The Queen has condemned the abuse of female journalists and online disinformation during a speech at the annual Foreign Press Association Awards.
In the keynote address, Queen Camilla said women were among the “bravest reporters of all” as she spoke of how “tough” the profession can be.
She said: “From trailblazers like Martha Gelhorn and Christiane Amanpour, to those such as Marie Colvin and Daphne Caruana Galizia, who have so tragically paid with their lives, their courage was matched only by their conviction that the truth matters.
“Perhaps this has never been more evident than in our digital age, where disinformation runs rife and where female journalists are increasingly targeted on social media.”
The Queen, 76, was speaking at the Sheraton Grand London Park Lane hotel for the 135-year celebration of the Foreign Press Association (FPA), the oldest and largest association of foreign correspondents in the world. The King is also an honorary member.
She was welcomed to the annual awards ceremony on Monday evening by Deborah Bonetti, the organisation’s director, and Dagmar Seeland, its president, as she was presented with her own honorary membership.
During her speech, Camilla quipped that she had been “the subject of one or two stories myself over the years” as she said she understood the responsibilities of the profession.
It comes as the Committee to Protect Journalists reported on Monday that 48 journalists and media workers had been killed in the Israel-Hamas conflict since the Oct 7 attack on southern Israel by Hamas and the subsequent Israeli offensive in Gaza.
Queen Camilla hailed the FPA’s efforts to “promote and protect” women throughout its long history, and noted the organisation’s efforts to provide specialised training for women to deal with “disruptive and abusive behaviour” from members of the public.
Last year, a global study detailed the extent of online abuse and harassment faced by women in the industry, calling it a “crisis” that had led to female reporters being threatened and murdered.
The three-year survey by the International Centre for Journalists and the University of Sheffield, involving more than 1,000 women from 15 countries, found the majority had suffered from online violence.
In her speech, the Queen also thanked journalists for covering and raising awareness of global domestic and sexual abuse against women, a cause that she has made one of her key campaigning issues.
“The FPA grew out of the need to reveal and condemn violence against women… and this remains a key part of journalism today,” she said. “You have the ability to break the corrosive silence that frequently surrounds abuse.
“You bring into the open the voices of victims, you break taboos, you shine a light on these heinous crimes and you guide the public on what they can do to help.”
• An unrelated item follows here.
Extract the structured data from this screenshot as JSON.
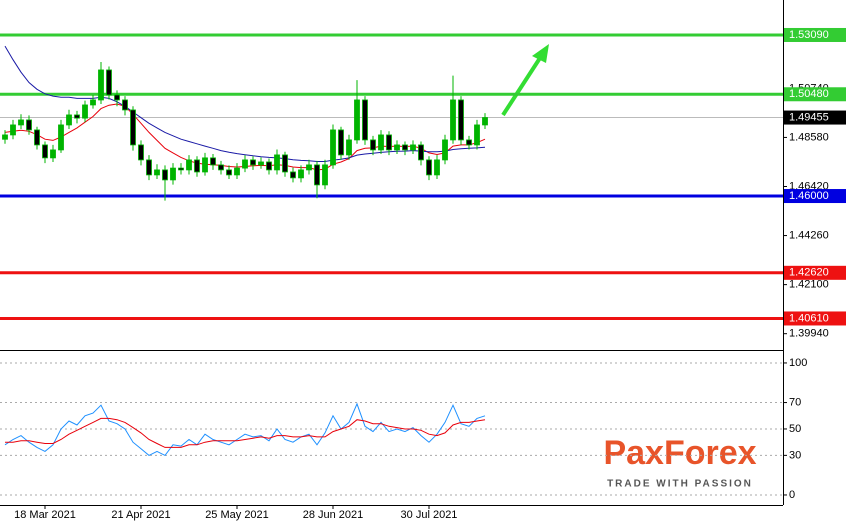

The Queen also used her speech to highlight that rape and sexual abuse “continue to be a pervasive and all-too-often hidden feature of conflict zones the world over.”
She also reiterated her staunch support of “true freedom of expression” as she initially pledged in a speech at the London Press Club Awards in 2011, when she was Duchess of Cornwall.
Despite the countless stories about her over decades of coverage, the Queen again described freedom of expression as being “at the heart of our democratic system” and said she was “following in the footsteps” of her husband, King Charles, who also made a keynote speech at the FPA annual awards ceremony as Prince of Wales in 2008.
The FPA was founded in 1888 to help journalists from across the globe report on events in Britain.